New Faces, New Opportunities

2 019 was important from the point of view of the European Parliament elections and the formation of European Commission’s new staff. It’s also noteworthy the appointment of the new EU Ambassador to Armenia during the year. All these may give a new impetus to the relationships and contribute to the intensification of negotiations on the issues of EU-Armenia agenda. After the European Parliament elections, there are also great expectations from Armenia-EU inter-parliamentary cooperation within the framework of already existing Armenia-EU Parliamentary Committee.

2019 was a good year for the development of Armenia-EU relations. There is a willingness between the sides to promote cooperation at an accelerated pace, which is especially evident due to the deepening of cooperation in different fields. This positive tendency should be maintained and a new impetus should be given to the cooperation.

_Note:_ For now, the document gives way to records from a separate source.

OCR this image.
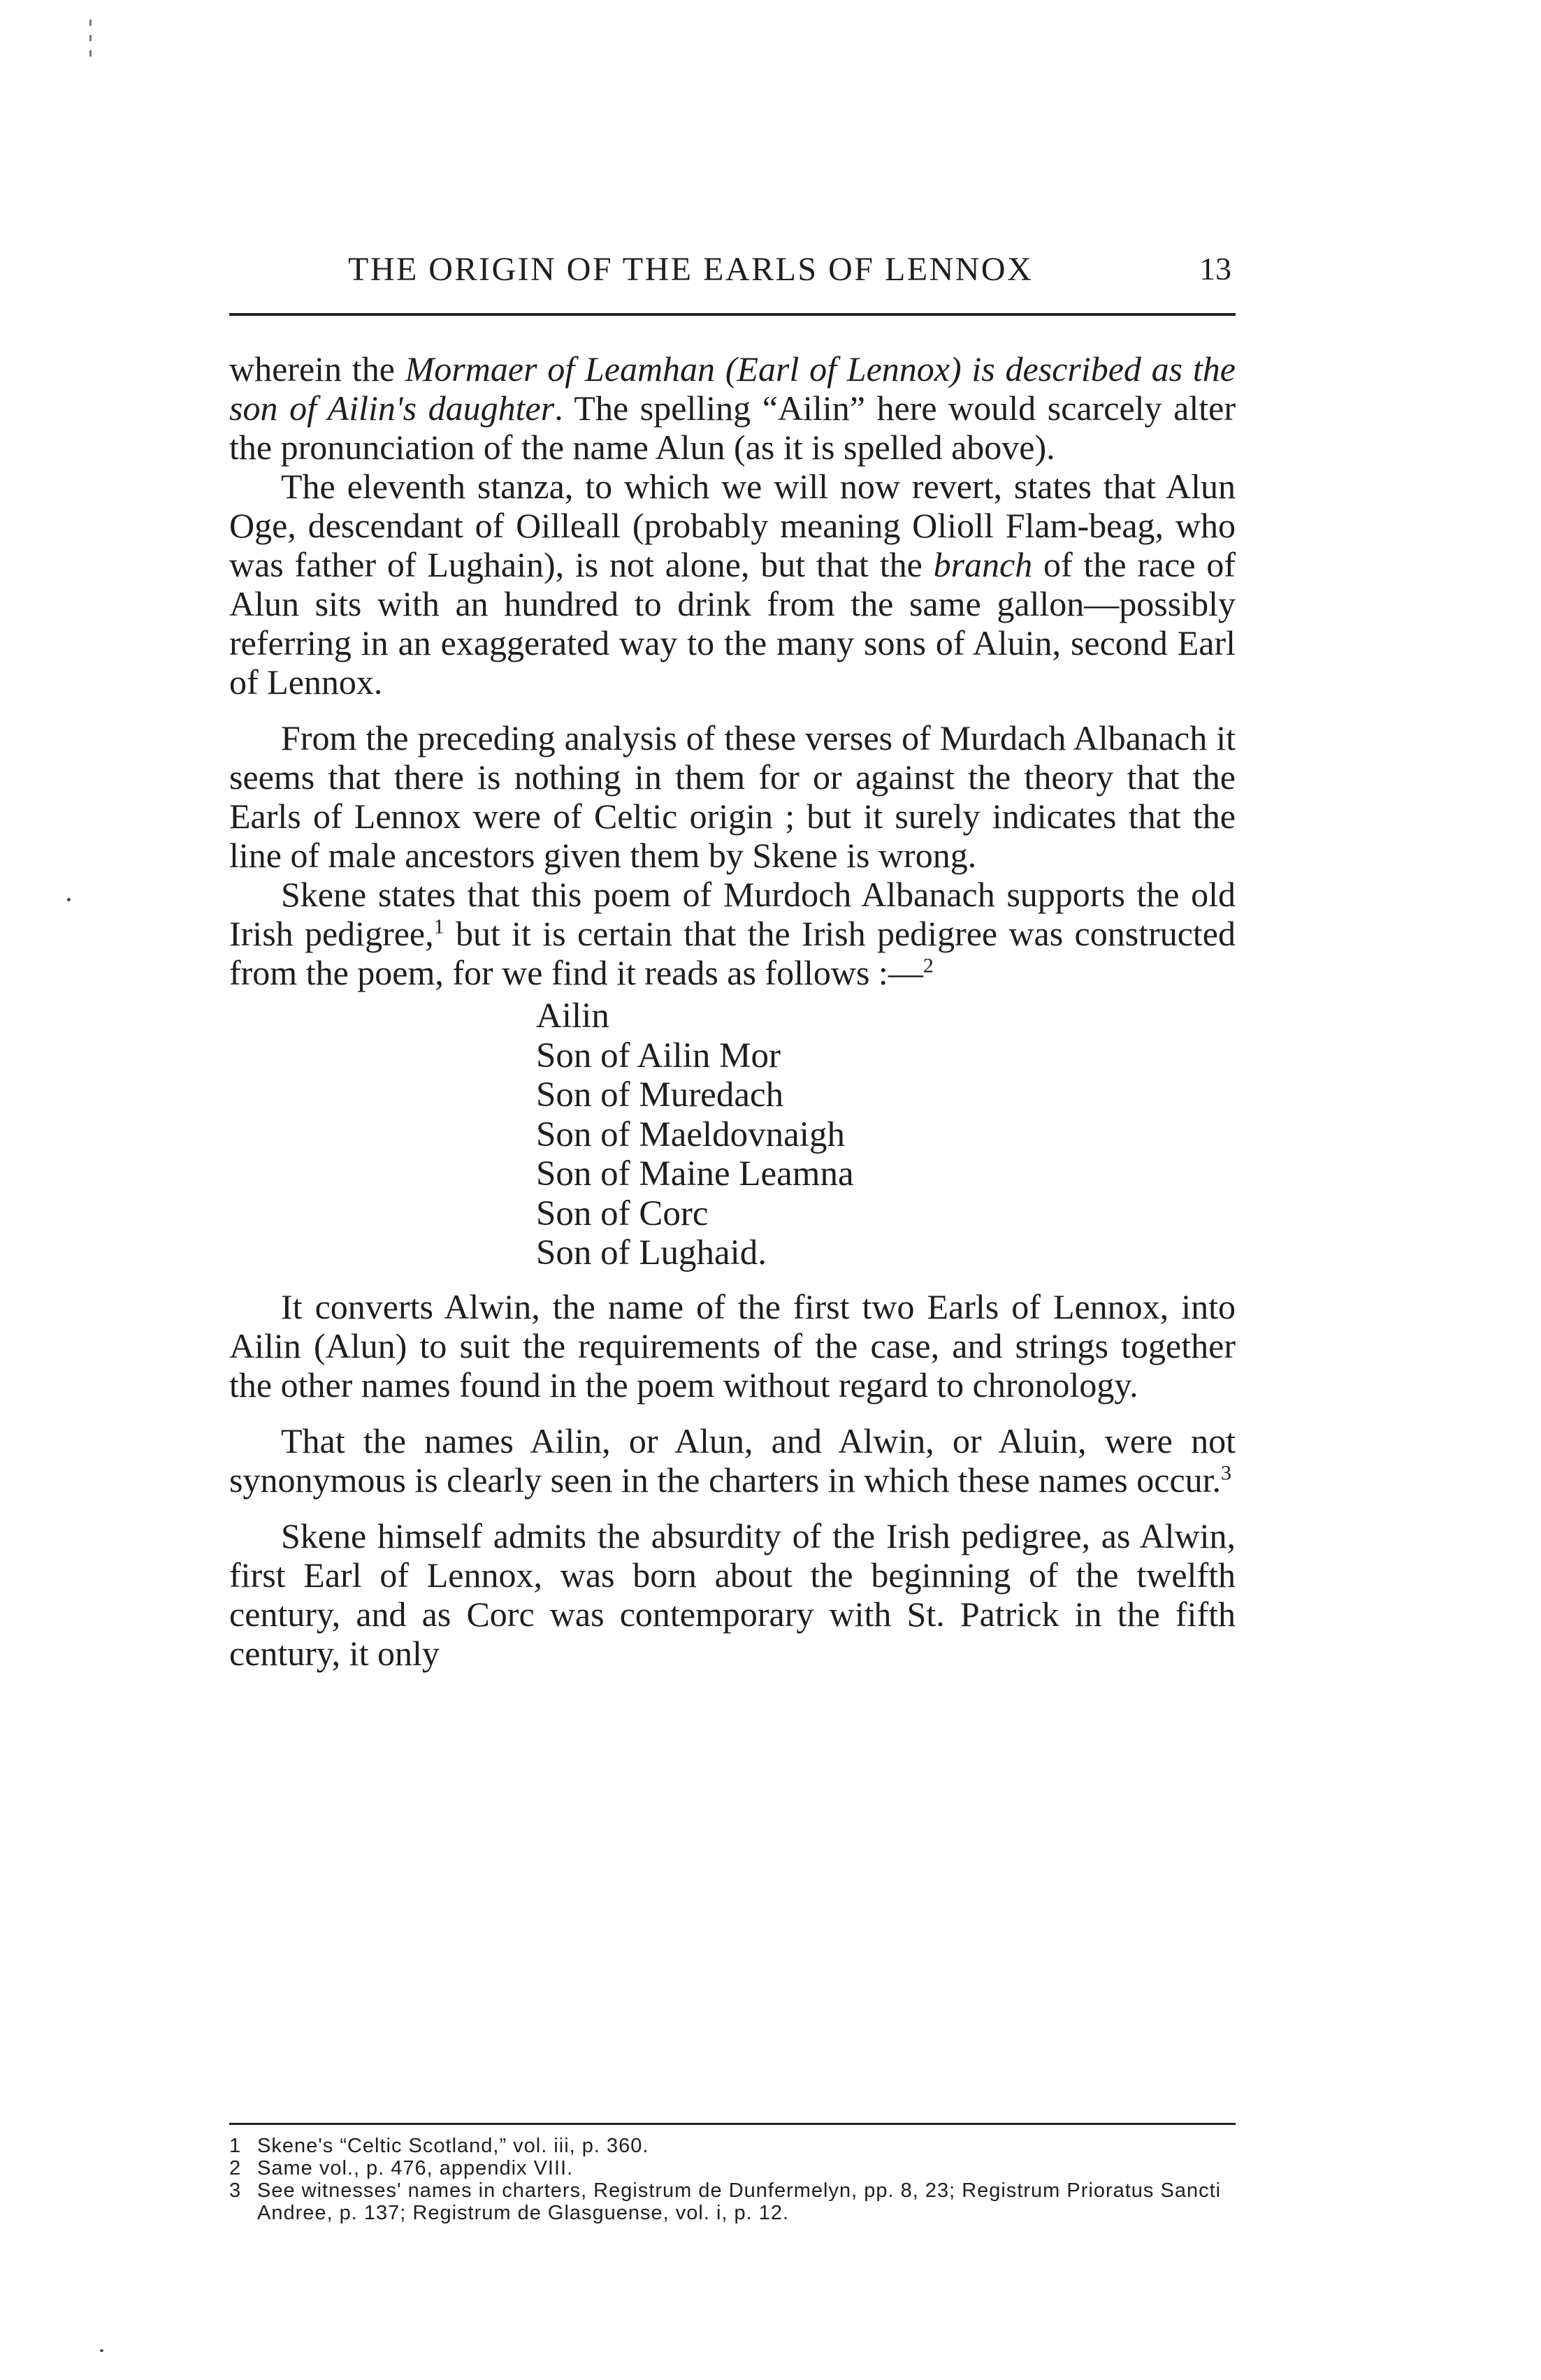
THE ORIGIN OF THE EARLS OF LENNOX	13

wherein the Mormaer of Leamhan (Earl of Lennox) is described as the son of Ailin's daughter. The spelling “Ailin” here would scarcely alter the pronunciation of the name Alun (as it is spelled above).

The eleventh stanza, to which we will now revert, states that Alun Oge, descendant of Oilleall (probably meaning Olioll Flam-beag, who was father of Lughain), is not alone, but that the branch of the race of Alun sits with an hundred to drink from the same gallon—possibly referring in an exaggerated way to the many sons of Aluin, second Earl of Lennox.

From the preceding analysis of these verses of Murdach Albanach it seems that there is nothing in them for or against the theory that the Earls of Lennox were of Celtic origin ; but it surely indicates that the line of male ancestors given them by Skene is wrong.

Skene states that this poem of Murdoch Albanach supports the old Irish pedigree,$^1$ but it is certain that the Irish pedigree was constructed from the poem, for we find it reads as follows :—$^2$

Ailin
Son of Ailin Mor
Son of Muredach
Son of Maeldovnaigh
Son of Maine Leamna
Son of Corc
Son of Lughaid.

It converts Alwin, the name of the first two Earls of Lennox, into Ailin (Alun) to suit the requirements of the case, and strings together the other names found in the poem without regard to chronology.

That the names Ailin, or Alun, and Alwin, or Aluin, were not synonymous is clearly seen in the charters in which these names occur.$^3$

Skene himself admits the absurdity of the Irish pedigree, as Alwin, first Earl of Lennox, was born about the beginning of the twelfth century, and as Corc was contemporary with St. Patrick in the fifth century, it only

1 Skene's “Celtic Scotland,” vol. iii, p. 360.
2 Same vol., p. 476, appendix VIII.
3 See witnesses' names in charters, Registrum de Dunfermelyn, pp. 8, 23; Registrum Prioratus Sancti Andree, p. 137; Registrum de Glasguense, vol. i, p. 12.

[1] In 2019, the agreement was ratified by EU 15 members: Great Britain, Belgium, Sweden, Finland, Slovakia, Slovenia, Czech, Hungary, Croatia, Romania, Germany, Cyprus, Ireland, the Netherlands and France. The agreement was also ratified by the Italian Senate and now it’s up to the House of Representatives to complete the process.

[2] If during the launch of the dialogue the numbers of illegal migration from Moldova, Georgia and Ukraine were respectively 4495, 5245, 12835, than in the year of signing the Agreement it reached 8755, 5705, 33795, which shows that the figures for Moldova and Ukraine have almost doubled, while in Georgia the overall dynamics of the figures have been preserved.